Tuesday, 17 May 2016

Using Codebugs at Rufford Primary School

In the past on February 3rd 2016 I wrote about visiting BETT and seeing “codebugs”, a small device that can have programs downloaded onto it. In case you want to read more the relevant URL is www.codebug.org.uk

This little device is proving very successful at KS2. The programming tool is accessed on their website; this appears to be more reliably accessed on Chrome but is usually OK on Internet Explorer. New programming blocks are being added all the time which encourages children to explore.

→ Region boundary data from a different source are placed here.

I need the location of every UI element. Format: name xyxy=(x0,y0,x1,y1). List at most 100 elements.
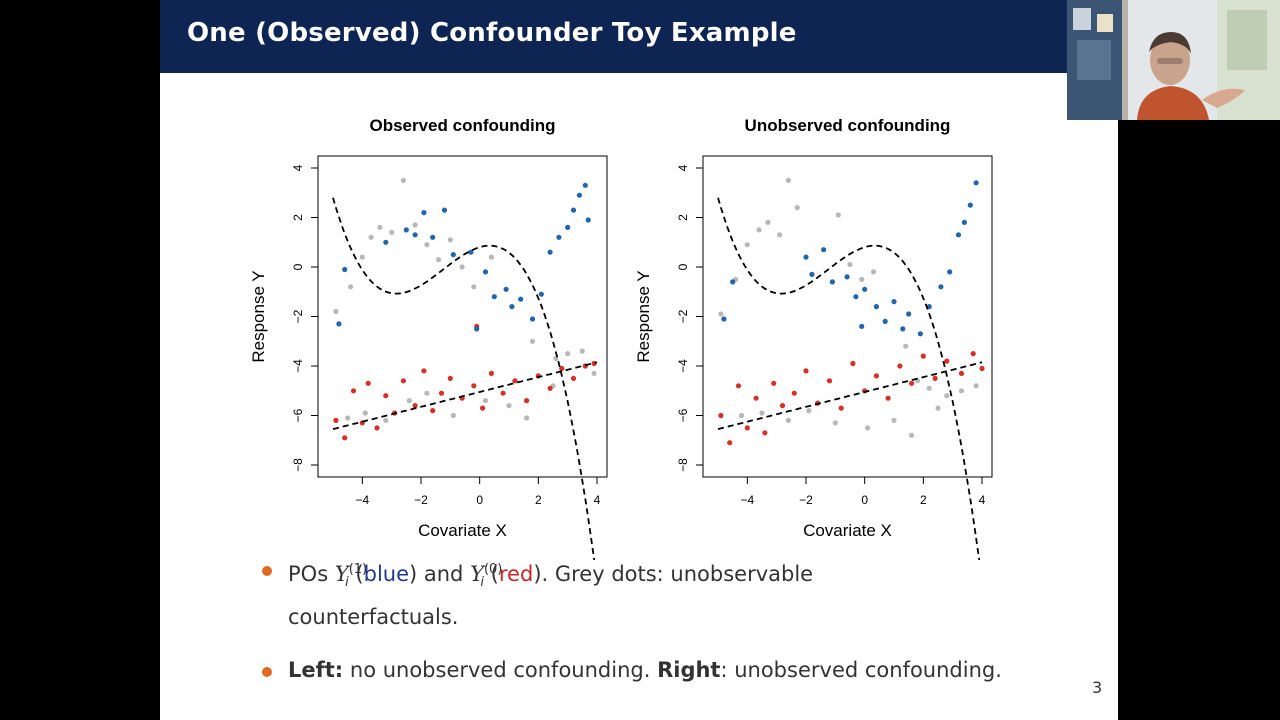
data-point-blue xyxy=(862,286,868,292)
data-point-blue xyxy=(570,207,577,213)
data-point-blue xyxy=(482,269,489,275)
data-point-blue xyxy=(412,232,418,238)
data-point-grey xyxy=(450,412,456,419)
math-y1: Y(1)i xyxy=(335,562,367,590)
slide-title-bar: One (Observed) Confounder Toy Example xyxy=(160,0,1118,73)
data-point-red xyxy=(559,365,565,372)
data-point-red xyxy=(447,375,453,381)
x-tick-label: 4 xyxy=(979,493,986,507)
data-point-red xyxy=(944,358,950,364)
data-point-grey xyxy=(406,398,412,404)
data-point-red xyxy=(524,398,530,404)
data-point-blue xyxy=(403,227,409,233)
data-point-grey xyxy=(436,257,442,263)
data-point-red xyxy=(500,390,506,396)
data-point-blue xyxy=(967,202,973,208)
data-point-blue xyxy=(336,321,342,327)
data-point-red xyxy=(512,378,518,384)
data-point-red xyxy=(480,405,486,411)
data-point-blue xyxy=(730,279,736,285)
data-point-red xyxy=(791,390,797,396)
data-point-grey xyxy=(759,410,765,416)
data-point-blue xyxy=(906,311,912,317)
data-point-grey xyxy=(565,351,571,357)
bullet-2-left-text: no unobserved confounding. xyxy=(343,658,658,683)
x-tick-label: −4 xyxy=(740,493,754,507)
data-point-grey xyxy=(847,261,853,268)
data-point-blue xyxy=(503,286,509,292)
math-y0-symbol: Y xyxy=(470,562,484,586)
y-tick-label: −4 xyxy=(291,359,305,373)
webcam-overlay xyxy=(1067,0,1280,120)
y-tick-label: −8 xyxy=(676,458,690,472)
data-point-blue xyxy=(342,266,348,273)
data-point-red xyxy=(412,403,418,409)
data-point-grey xyxy=(777,232,783,238)
math-y1-sub: i xyxy=(345,575,349,591)
data-point-blue xyxy=(882,318,888,324)
data-point-grey xyxy=(368,234,374,240)
data-point-grey xyxy=(412,222,418,228)
data-point-red xyxy=(850,360,856,367)
data-point-blue xyxy=(853,294,859,300)
data-point-blue xyxy=(938,284,944,290)
data-point-red xyxy=(779,403,786,409)
data-point-red xyxy=(803,368,809,374)
data-point-grey xyxy=(579,348,585,354)
data-point-blue xyxy=(491,294,497,300)
data-point-blue xyxy=(468,249,474,255)
data-point-grey xyxy=(944,393,950,399)
data-point-grey xyxy=(377,224,383,230)
data-point-grey xyxy=(973,383,979,389)
data-point-red xyxy=(838,405,844,411)
data-point-red xyxy=(430,408,436,414)
plot-frame xyxy=(317,155,608,478)
data-point-grey xyxy=(891,417,897,423)
data-point-grey xyxy=(785,417,792,423)
data-point-blue xyxy=(947,269,953,275)
bullet-dot-icon xyxy=(262,566,272,576)
data-point-blue xyxy=(721,316,727,322)
data-point-grey xyxy=(785,177,792,183)
math-y1-sup: (1) xyxy=(348,562,368,577)
data-point-blue xyxy=(474,326,480,332)
x-tick-label: 0 xyxy=(861,493,868,507)
data-point-red xyxy=(897,363,903,369)
data-point-grey xyxy=(424,390,430,396)
data-point-blue xyxy=(421,210,427,216)
y-tick-label: −6 xyxy=(676,408,690,422)
data-point-blue xyxy=(917,331,924,337)
data-point-red xyxy=(421,368,427,374)
data-point-grey xyxy=(400,177,406,183)
data-point-red xyxy=(920,353,926,359)
y-tick-label: 4 xyxy=(291,164,305,171)
y-tick-label: 0 xyxy=(291,263,305,270)
data-point-grey xyxy=(835,212,841,218)
data-point-red xyxy=(342,435,348,441)
data-point-blue xyxy=(809,271,815,277)
data-point-grey xyxy=(359,254,365,260)
data-point-blue xyxy=(582,182,588,188)
data-point-grey xyxy=(794,205,800,211)
data-point-grey xyxy=(333,308,339,315)
x-tick-label: 2 xyxy=(920,493,927,507)
data-point-grey xyxy=(348,284,354,290)
data-point-red xyxy=(718,412,724,419)
data-point-red xyxy=(471,383,477,389)
data-point-grey xyxy=(553,356,559,362)
data-point-grey xyxy=(424,242,430,248)
x-tick-label: −2 xyxy=(799,493,813,507)
x-tick-label: 0 xyxy=(476,493,483,507)
data-point-grey xyxy=(870,269,877,275)
data-point-grey xyxy=(482,398,489,404)
bullet-1-close1: ) and xyxy=(409,562,471,586)
data-point-red xyxy=(365,380,371,386)
data-point-blue xyxy=(509,304,515,310)
bullet-1-open2: ( xyxy=(484,562,499,586)
x-tick-label: −2 xyxy=(414,493,428,507)
data-point-grey xyxy=(383,417,389,423)
data-point-blue xyxy=(844,274,850,280)
y-tick-label: −2 xyxy=(291,309,305,323)
bullet-1-pre: POs xyxy=(288,562,335,586)
bullet-2-right-text: : unobserved confounding. xyxy=(720,658,1002,683)
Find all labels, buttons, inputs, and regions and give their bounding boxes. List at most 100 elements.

I am not using this tool to introduce the programming requirements of the Computing curriculum; I prefer to use Scratch, Scratch Jr and a variety of other apps and websites for this. What is really exciting to observe is how easily knowledge previously gained is used in the Codebug environment. The commands in the IF and LOOPS folders are readily applied and any different terminology used creates opportunities for discussion.
The programming tool uses an emulator to test programs before downloading them onto the device. This has been a very successful medium to identify the testing process and separate it from the execution phase. Children find it exciting to use the emulator but excitement reaches a new level when they use the device.

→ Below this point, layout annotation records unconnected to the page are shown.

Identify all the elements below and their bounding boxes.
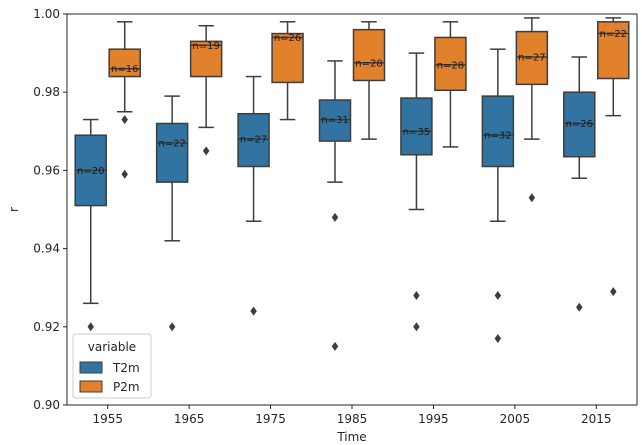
box-iqr xyxy=(481,95,515,168)
outlier-point xyxy=(168,322,176,332)
outlier-point xyxy=(494,291,502,301)
x-tick-label: 2015 xyxy=(581,412,612,426)
box-p2m-1985: n=28 xyxy=(352,21,386,140)
box-t2m-1955: n=20 xyxy=(74,118,107,332)
box-p2m-1975: n=26 xyxy=(271,21,304,121)
legend-swatch-t2m xyxy=(79,361,103,374)
box-iqr xyxy=(515,30,549,86)
count-label: n=32 xyxy=(484,131,511,142)
outlier-point xyxy=(331,341,339,351)
x-tick-label: 1955 xyxy=(92,412,123,426)
count-label: n=35 xyxy=(403,127,430,138)
legend-label-t2m: T2m xyxy=(112,361,140,375)
box-groups: n=20 n=22 n=27 n=31 n=35 n=32 n=26 n=16 n=19 n=26… xyxy=(74,17,630,351)
count-label: n=26 xyxy=(566,119,593,130)
box-iqr xyxy=(189,40,223,78)
box-t2m-1995: n=35 xyxy=(400,52,433,332)
count-label: n=26 xyxy=(274,33,301,44)
plot-area xyxy=(66,13,638,406)
count-label: n=27 xyxy=(240,135,267,146)
box-iqr xyxy=(155,122,189,183)
outlier-point xyxy=(202,146,210,156)
box-iqr xyxy=(318,99,352,142)
outlier-point xyxy=(413,322,420,332)
outlier-point xyxy=(331,212,339,222)
box-iqr xyxy=(400,97,433,156)
outlier-point xyxy=(121,115,128,125)
y-tick-label: 0.96 xyxy=(33,163,60,177)
box-p2m-1955: n=16 xyxy=(108,21,141,179)
outlier-point xyxy=(576,302,583,312)
box-p2m-2015: n=22 xyxy=(597,17,630,297)
y-axis: 0.90 0.92 0.94 0.96 0.98 1.00 xyxy=(33,7,67,412)
x-axis: 1955 1965 1975 1985 1995 2005 2015 xyxy=(92,405,612,426)
x-axis-label: Time xyxy=(336,430,366,444)
outlier-point xyxy=(494,334,502,344)
box-iqr xyxy=(563,91,596,158)
plot-border xyxy=(66,13,638,406)
box-p2m-2005: n=27 xyxy=(515,17,549,203)
count-label: n=31 xyxy=(321,115,348,126)
box-t2m-1975: n=27 xyxy=(237,75,270,316)
count-label: n=22 xyxy=(158,139,185,150)
box-t2m-1965: n=22 xyxy=(155,95,189,332)
box-iqr xyxy=(237,112,270,168)
box-iqr xyxy=(108,48,141,78)
count-label: n=28 xyxy=(437,60,464,71)
outlier-point xyxy=(250,306,257,316)
box-iqr xyxy=(352,28,386,82)
outlier-point xyxy=(528,193,536,203)
box-t2m-2005: n=32 xyxy=(481,48,515,344)
outlier-point xyxy=(121,169,128,179)
x-tick-label: 2005 xyxy=(500,412,531,426)
count-label: n=27 xyxy=(518,53,545,64)
count-label: n=28 xyxy=(355,58,382,69)
y-tick-label: 0.90 xyxy=(33,398,60,412)
y-tick-label: 1.00 xyxy=(33,7,60,21)
x-tick-label: 1995 xyxy=(418,412,449,426)
y-tick-label: 0.92 xyxy=(33,320,60,334)
box-iqr xyxy=(597,21,630,80)
outlier-point xyxy=(413,291,420,301)
x-tick-label: 1975 xyxy=(255,412,286,426)
outlier-point xyxy=(610,287,617,297)
legend-swatch-p2m xyxy=(79,380,103,393)
y-axis-label: r xyxy=(7,207,21,212)
y-tick-label: 0.98 xyxy=(33,85,60,99)
count-label: n=16 xyxy=(111,64,138,75)
count-label: n=20 xyxy=(77,166,104,177)
box-t2m-2015: n=26 xyxy=(563,56,596,312)
box-iqr xyxy=(434,36,467,91)
legend-title: variable xyxy=(88,340,136,354)
x-tick-label: 1985 xyxy=(337,412,368,426)
y-tick-label: 0.94 xyxy=(33,242,60,256)
outlier-point xyxy=(87,322,94,332)
legend-label-p2m: P2m xyxy=(113,380,140,394)
box-p2m-1995: n=28 xyxy=(434,21,467,148)
box-t2m-1985: n=31 xyxy=(318,60,352,351)
count-label: n=22 xyxy=(600,29,627,40)
legend: variable T2m P2m xyxy=(72,333,152,399)
box-p2m-1965: n=19 xyxy=(189,24,223,156)
box-iqr xyxy=(271,32,304,84)
count-label: n=19 xyxy=(192,41,219,52)
x-tick-label: 1965 xyxy=(174,412,205,426)
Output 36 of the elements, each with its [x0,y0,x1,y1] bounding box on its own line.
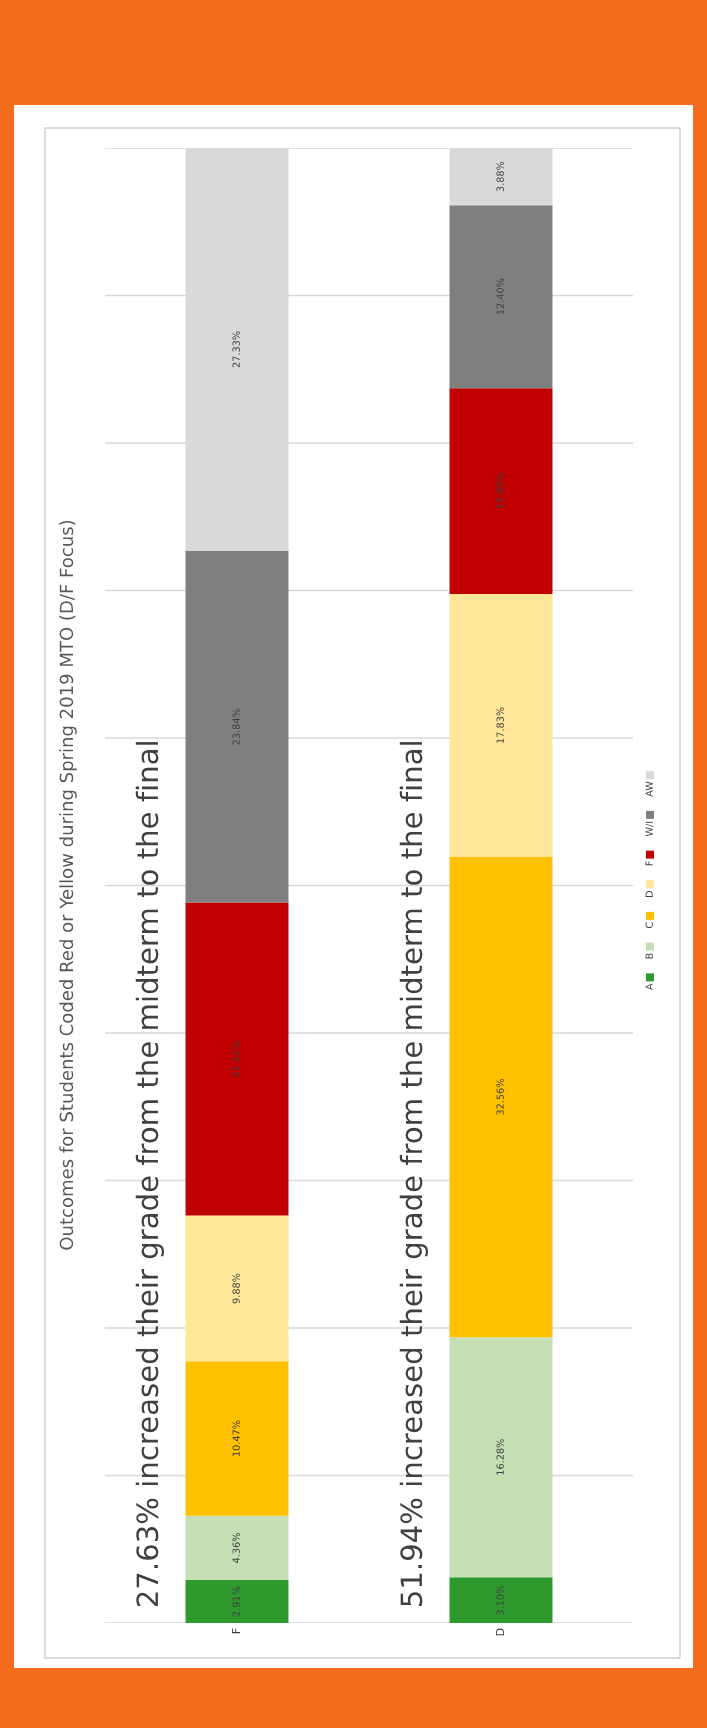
data-label: 27.33% [232,331,240,368]
bar [449,856,553,1338]
bar [185,1580,289,1623]
data-label: 12.40% [496,278,504,315]
data-label: 21.22% [232,1041,240,1077]
data-label: 32.56% [496,1079,504,1115]
bar [185,902,289,1216]
text: Outcomes for Students Coded Red or Yellow during Spring 2019 MTO (D/F Focus) [59,520,77,1250]
annotation: 27.63% increased their grade from the midterm to the final [135,742,164,1607]
annotation: 51.94% increased their grade from the midterm to the final [399,742,428,1606]
bar [449,205,553,389]
legend-label: D [645,890,653,897]
data-label: 13.95% [496,473,504,509]
bar [185,1515,289,1581]
legend-label: B [645,953,653,959]
legend-label: C [645,922,653,929]
data-label: 17.83% [496,707,504,743]
bar [185,1361,289,1516]
bar [185,550,289,903]
data-label: 3.10% [496,1585,504,1615]
bar [449,1577,553,1623]
bar [449,388,553,594]
bar [185,1215,289,1362]
legend-label: A [645,983,653,990]
bar [449,1337,553,1578]
data-label: 3.88% [496,161,504,192]
data-label: 2.91% [232,1586,240,1617]
legend-label: F [645,861,653,866]
legend-label: AW [645,781,653,797]
legend-label: W/I [645,821,654,837]
data-label: 23.84% [232,708,240,745]
data-label: 16.28% [496,1439,504,1475]
data-label: 9.88% [232,1273,240,1304]
bar [449,593,553,857]
data-label: 10.47% [232,1420,240,1457]
data-label: 4.36% [232,1533,240,1563]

Like most teachers I have very few original ideas but I excel in adapting those made available by other people. My lessons, depending on year group, prior programming experience and time, usually follow these ideas:
  • Drawing sequences of characters and designed sprites on the 5x5 LED matrix, using WAIT to allow them all to be viewed
  • Scrolling a string on the screen
  • Looping, either a set number of times or while a condition is TRUE
  • Incorporating inputs from the 2 buttons and using sleep to delay the start
  • Making choices depending on which button is pressed
  • Downloading onto the device
I then use a couple of ideas from the Codebug website:
  • Does this object conduct electricity?
  • Making a steady hand game
I don’t have any of the hardware add ons for the device. However, I have added the colourtail in the emulator and programmed that. This was very successful in revisiting variables and using them to create light patterns. I hope to try using sound soon if I can find some headphones!

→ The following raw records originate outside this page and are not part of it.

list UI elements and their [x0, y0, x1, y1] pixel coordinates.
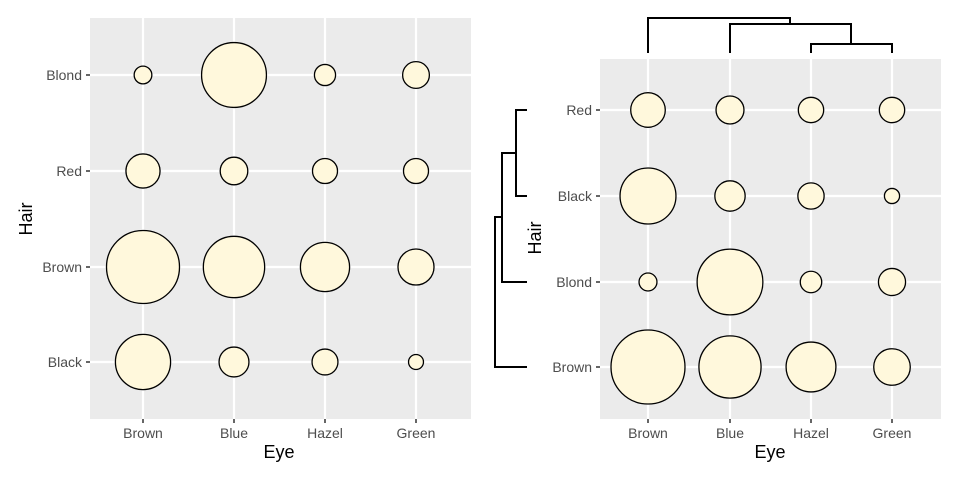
column-dendrogram — [647, 17, 893, 53]
left-bubble-blond-brown — [133, 65, 153, 85]
right-bubble-black-hazel — [797, 182, 825, 210]
right-bubbles — [610, 92, 911, 405]
left-x-tick-label-blue: Blue — [220, 425, 248, 441]
left-x-tick-label-green: Green — [397, 425, 436, 441]
right-chart: Brown Blond Black Red Brown Blue Hazel Green E… — [494, 17, 941, 462]
left-x-tick-label-hazel: Hazel — [307, 425, 343, 441]
row-dendro-branch-black-red — [515, 109, 527, 197]
col-dendro-branch-hazel-green — [810, 43, 893, 53]
left-bubble-red-green — [402, 157, 430, 185]
left-y-tick-label-red: Red — [56, 163, 82, 179]
left-bubbles — [105, 41, 435, 391]
left-bubble-brown-brown — [105, 229, 181, 305]
right-y-axis-title: Hair — [525, 221, 545, 254]
right-x-tick-label-brown: Brown — [628, 425, 668, 441]
left-y-tick-label-black: Black — [48, 354, 83, 370]
right-bubble-brown-brown — [610, 329, 686, 405]
left-x-axis-title: Eye — [263, 442, 294, 462]
left-y-ticks: Black Brown Red Blond — [42, 67, 90, 370]
left-x-ticks: Brown Blue Hazel Green — [123, 419, 435, 441]
right-x-axis-title: Eye — [754, 442, 785, 462]
left-y-tick-label-brown: Brown — [42, 259, 82, 275]
left-bubble-brown-blue — [202, 235, 266, 299]
right-x-tick-label-hazel: Hazel — [793, 425, 829, 441]
right-y-tick-label-red: Red — [566, 102, 592, 118]
left-y-tick-label-blond: Blond — [46, 67, 82, 83]
left-bubble-red-hazel — [311, 157, 339, 185]
left-bubble-red-blue — [219, 156, 249, 186]
right-bubble-blond-brown — [638, 272, 658, 292]
left-bubble-blond-green — [401, 60, 431, 90]
row-dendro-branch-root — [494, 216, 527, 368]
left-bubble-brown-hazel — [299, 241, 351, 293]
left-bubble-red-brown — [125, 153, 161, 189]
left-chart: Black Brown Red Blond Brown Blue Hazel Green E… — [16, 18, 471, 462]
left-bubble-black-green — [407, 353, 425, 371]
right-x-ticks: Brown Blue Hazel Green — [628, 419, 911, 441]
right-y-tick-label-brown: Brown — [552, 359, 592, 375]
left-bubble-black-brown — [114, 333, 172, 391]
left-bubble-black-hazel — [311, 348, 339, 376]
right-y-ticks: Brown Blond Black Red — [552, 102, 600, 375]
right-bubble-red-hazel — [797, 96, 825, 124]
left-bubble-blond-hazel — [313, 63, 337, 87]
row-dendrogram — [494, 109, 527, 368]
col-dendro-branch-root — [647, 17, 791, 53]
col-dendro-branch-blue-cluster — [729, 23, 852, 53]
right-bubble-brown-blue — [698, 335, 762, 399]
left-bubble-blond-blue — [200, 41, 268, 109]
left-y-axis-title: Hair — [16, 202, 36, 235]
row-dendro-branch-blond-cluster — [501, 152, 527, 283]
right-x-tick-label-green: Green — [873, 425, 912, 441]
right-bubble-brown-hazel — [785, 341, 837, 393]
right-bubble-blond-hazel — [799, 270, 823, 294]
right-bubble-black-green — [883, 187, 901, 205]
right-x-tick-label-blue: Blue — [716, 425, 744, 441]
left-bubble-brown-green — [397, 248, 435, 286]
left-x-tick-label-brown: Brown — [123, 425, 163, 441]
right-bubble-black-blue — [714, 180, 746, 212]
right-y-tick-label-blond: Blond — [556, 274, 592, 290]
right-bubble-red-blue — [715, 95, 745, 125]
right-bubble-blond-green — [877, 267, 907, 297]
right-bubble-red-green — [878, 96, 906, 124]
left-bubble-black-blue — [218, 346, 250, 378]
right-bubble-red-brown — [630, 92, 666, 128]
right-bubble-black-brown — [619, 167, 677, 225]
right-bubble-brown-green — [873, 348, 911, 386]
right-y-tick-label-black: Black — [558, 188, 593, 204]
right-bubble-blond-blue — [696, 248, 764, 316]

I have experienced some problems using the programming tool when numbers become detached from blocks and can’t be reinserted. Children currently have to bin the whole block and replace it.
I’m prepared to forgive the shortfalls of the device in being used on battery power rather than connected to the computer because they are really appealing and cost effective, although I have to share devices which is a little inconvenient.
If you haven’t tried using this little device that give it a go. They are very favourably received by children, opportunities for the application of knowledge previously acquired is a real strength of the device.